The seventh card in the Crowley Tarot deck, the Chariot, depicts four Sphinxes drawing a vehicle on two large wheels. The four beasts appear as a bull, a lion, an eagle and a man. The charioteer is dressed in a heavy protective covering that appears to be iron. He holds in his arms the Holy Grail. From the center of the grail shines radiant blood, symbolizing the presence of Light in Darkness.
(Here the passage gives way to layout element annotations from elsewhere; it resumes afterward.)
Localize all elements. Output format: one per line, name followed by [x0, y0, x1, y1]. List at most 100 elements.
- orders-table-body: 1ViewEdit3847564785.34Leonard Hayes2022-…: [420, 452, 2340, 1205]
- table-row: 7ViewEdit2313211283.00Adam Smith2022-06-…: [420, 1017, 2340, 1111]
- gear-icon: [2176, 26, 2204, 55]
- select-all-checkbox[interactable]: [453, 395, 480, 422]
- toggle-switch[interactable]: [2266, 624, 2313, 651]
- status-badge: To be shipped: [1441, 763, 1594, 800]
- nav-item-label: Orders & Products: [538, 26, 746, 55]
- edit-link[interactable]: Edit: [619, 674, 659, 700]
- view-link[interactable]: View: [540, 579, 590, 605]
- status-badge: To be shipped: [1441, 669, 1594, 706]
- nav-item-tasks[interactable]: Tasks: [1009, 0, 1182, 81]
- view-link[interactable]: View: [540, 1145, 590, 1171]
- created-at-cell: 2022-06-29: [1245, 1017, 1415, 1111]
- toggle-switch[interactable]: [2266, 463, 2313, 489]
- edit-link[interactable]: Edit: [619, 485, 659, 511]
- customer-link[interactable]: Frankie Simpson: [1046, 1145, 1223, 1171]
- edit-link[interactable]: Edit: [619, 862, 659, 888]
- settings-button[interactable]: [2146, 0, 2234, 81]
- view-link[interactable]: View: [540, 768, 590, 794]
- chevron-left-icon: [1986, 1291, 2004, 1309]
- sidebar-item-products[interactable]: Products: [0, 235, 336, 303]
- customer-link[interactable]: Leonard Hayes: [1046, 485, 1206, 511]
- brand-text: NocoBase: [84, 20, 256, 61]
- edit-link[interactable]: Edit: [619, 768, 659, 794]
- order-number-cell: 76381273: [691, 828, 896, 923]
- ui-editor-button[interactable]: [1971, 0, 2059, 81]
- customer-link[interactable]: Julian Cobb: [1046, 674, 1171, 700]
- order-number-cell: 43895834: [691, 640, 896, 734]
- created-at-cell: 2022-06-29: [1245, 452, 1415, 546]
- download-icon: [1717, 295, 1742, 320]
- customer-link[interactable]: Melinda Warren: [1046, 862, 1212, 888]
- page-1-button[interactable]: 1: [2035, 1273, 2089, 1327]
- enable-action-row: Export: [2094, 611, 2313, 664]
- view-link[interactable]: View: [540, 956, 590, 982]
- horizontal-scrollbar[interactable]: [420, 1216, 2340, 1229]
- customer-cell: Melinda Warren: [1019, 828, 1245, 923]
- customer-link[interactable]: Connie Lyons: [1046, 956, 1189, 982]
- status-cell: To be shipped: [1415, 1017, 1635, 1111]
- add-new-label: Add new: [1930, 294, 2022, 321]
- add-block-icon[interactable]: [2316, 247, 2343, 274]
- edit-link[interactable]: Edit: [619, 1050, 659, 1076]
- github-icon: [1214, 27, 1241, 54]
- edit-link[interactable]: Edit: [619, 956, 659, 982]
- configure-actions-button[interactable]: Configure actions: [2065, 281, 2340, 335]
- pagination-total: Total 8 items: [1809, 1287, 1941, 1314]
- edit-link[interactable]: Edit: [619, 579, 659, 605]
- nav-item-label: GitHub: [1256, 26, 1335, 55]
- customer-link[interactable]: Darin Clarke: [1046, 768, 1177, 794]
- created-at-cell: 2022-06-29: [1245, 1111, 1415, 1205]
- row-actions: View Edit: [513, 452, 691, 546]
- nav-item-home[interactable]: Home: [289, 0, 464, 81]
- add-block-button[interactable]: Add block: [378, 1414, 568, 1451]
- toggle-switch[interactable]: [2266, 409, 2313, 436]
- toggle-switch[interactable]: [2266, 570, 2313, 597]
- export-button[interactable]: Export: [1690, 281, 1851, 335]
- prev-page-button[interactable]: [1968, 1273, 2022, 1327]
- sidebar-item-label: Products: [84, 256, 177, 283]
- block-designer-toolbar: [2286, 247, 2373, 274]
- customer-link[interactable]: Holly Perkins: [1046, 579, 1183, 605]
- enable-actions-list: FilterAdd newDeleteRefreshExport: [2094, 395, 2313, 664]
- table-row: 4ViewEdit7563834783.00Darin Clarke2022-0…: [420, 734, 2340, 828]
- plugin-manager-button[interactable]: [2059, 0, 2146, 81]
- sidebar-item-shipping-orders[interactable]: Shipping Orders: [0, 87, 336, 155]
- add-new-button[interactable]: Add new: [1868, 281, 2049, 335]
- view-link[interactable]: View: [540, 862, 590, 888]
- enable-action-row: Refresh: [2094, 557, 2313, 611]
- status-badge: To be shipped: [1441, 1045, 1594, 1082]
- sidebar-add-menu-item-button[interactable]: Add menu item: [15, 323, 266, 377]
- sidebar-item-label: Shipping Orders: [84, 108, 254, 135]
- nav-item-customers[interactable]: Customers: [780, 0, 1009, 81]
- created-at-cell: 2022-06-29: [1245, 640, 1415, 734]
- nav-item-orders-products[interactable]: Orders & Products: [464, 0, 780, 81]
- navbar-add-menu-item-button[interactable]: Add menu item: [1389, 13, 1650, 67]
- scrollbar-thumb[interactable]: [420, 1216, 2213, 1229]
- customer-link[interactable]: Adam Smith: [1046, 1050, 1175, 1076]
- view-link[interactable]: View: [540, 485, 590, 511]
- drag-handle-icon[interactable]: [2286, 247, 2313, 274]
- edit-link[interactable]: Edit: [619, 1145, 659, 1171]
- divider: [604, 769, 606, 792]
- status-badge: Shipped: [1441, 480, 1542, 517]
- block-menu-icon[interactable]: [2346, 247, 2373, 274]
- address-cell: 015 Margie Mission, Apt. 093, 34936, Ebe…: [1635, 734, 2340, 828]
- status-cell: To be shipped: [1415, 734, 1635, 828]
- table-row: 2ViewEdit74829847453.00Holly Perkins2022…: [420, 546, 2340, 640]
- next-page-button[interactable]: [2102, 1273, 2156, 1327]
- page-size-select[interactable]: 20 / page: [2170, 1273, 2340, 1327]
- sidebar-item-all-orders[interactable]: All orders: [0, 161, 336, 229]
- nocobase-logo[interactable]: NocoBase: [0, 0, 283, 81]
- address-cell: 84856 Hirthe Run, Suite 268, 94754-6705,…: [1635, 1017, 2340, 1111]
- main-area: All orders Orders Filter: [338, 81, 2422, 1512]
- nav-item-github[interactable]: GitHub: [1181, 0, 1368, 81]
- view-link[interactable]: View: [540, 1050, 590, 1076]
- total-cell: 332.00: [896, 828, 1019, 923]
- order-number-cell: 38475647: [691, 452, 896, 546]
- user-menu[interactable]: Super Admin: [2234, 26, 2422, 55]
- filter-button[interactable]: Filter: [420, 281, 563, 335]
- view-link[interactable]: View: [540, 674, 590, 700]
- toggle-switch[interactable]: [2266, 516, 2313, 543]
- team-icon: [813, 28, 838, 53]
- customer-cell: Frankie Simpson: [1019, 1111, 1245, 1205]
All of these symbols offer significant esoteric messages. Among the most important for purposes of this article: The charioteer depicts Abram (later Abraham) leaving Ur. The Holy Grail in his hand is the destructive power over the atoms. In short, it is an atomic bomb. Its light is so intense it is blinding. The radioactive material in his hands is so deadly, Abram is wearing protective armor.

 

Thus we have understanding when we later read, in Genesis 19, the story of the destruction of Sodom and Gomorrah. The story claims that God sent fire and brimstone down from heaven. But it also tells how Abraham “looked toward Sodom and Gomorrah, and toward all the land of the plain, and beheld, and, lo, the smoke of the country went up as the smoke of a furnace.”

 

He was describing the detonation of an atomic bomb. The blast destroyed two cities and “all the land of the plain.”

 

So if Abraham possessed an atomic bomb, where did that knowledge come from? Is it possible that it came from the future?

 

Consider yet another ancient story. This one, from India, is The Mahabharate, a myth about a great war between the Vrishnis and the Salva. The Salva flew through the sky in chariots that carried them anywhere at will. They emerge from a flying city called the Saubha. The Vrishnis, lead by a hero named Krishna, defend themselves with “swift-striking shafts” that flash through the sky and destroy the invading chariots.

 

This appears to be a glimpse at contemporary warfare, with guided missiles or perhaps lasers shooting aircraft from the sky. Not only that, but the battle ends when a great explosion destroys three Vrishnis cities and their neighbors, the Andhakas, killing everyone and leaving no building standing. A description of the blast sounds like a nuclear bomb:

 

“An incandescent column of smoke and fire, as brilliant as ten thousand suns, rose in all its splendor. It was the unknown weapon, the iron thunderbolt, a gigantic messenger of death which reduced to ashes the entire race of the Vrishnis and Andhakas. The corpses were so burnt they were no longer recognizable. Hair and nails fell out. Pottery broke without cause. Foodstuffs were poisoned.” Donahue believes

 

Is this another account of the Biblical story of the destruction of Sodom a description of a future war, one that has not yet been fought on this planet. Suppose that a future number of survivors of that war will travel back in time and carry the story with them as a warning.

 

Because of the aging of the Earth and our solar system, and the ecological damage caused by careless human overpopulating, anybody escaping the looming death of Planet Earth must now travel into the past. They are prohibited to move, like Noah, forward to a revived green earth. Because we have destroyed our ecological system, and consequently destroyed our home in the Universe, we have no other options.

 

The paradox then is this. If we are living now, just prior to the end of the life of our planet, it is possible that some of the ones reading this report will be among the survivors that travel, perhaps via alien ships, back in time? We have evidence on this planet that at least a few of us may have been successful and got there.

 

Science fiction writers should be intrigued by this idea. Anybody that reads stories, or watches movies about time travel, knows that tinkering with the past has the effect of altering the future.

 

The question, then, is why are we still in this pickle? If we find evidence in the rocks that we went back in time, armed with the knowledge of what we did wrong, why is it still going wrong? Are we so flawed that we cannot fix our dilemma? Or are we making the trip over and over again until we get it right?

 

Perhaps we are living a concept of the Christian hell. Or maybe it is the Catholic doctrine of purgatory, where we keep trying until we get it right.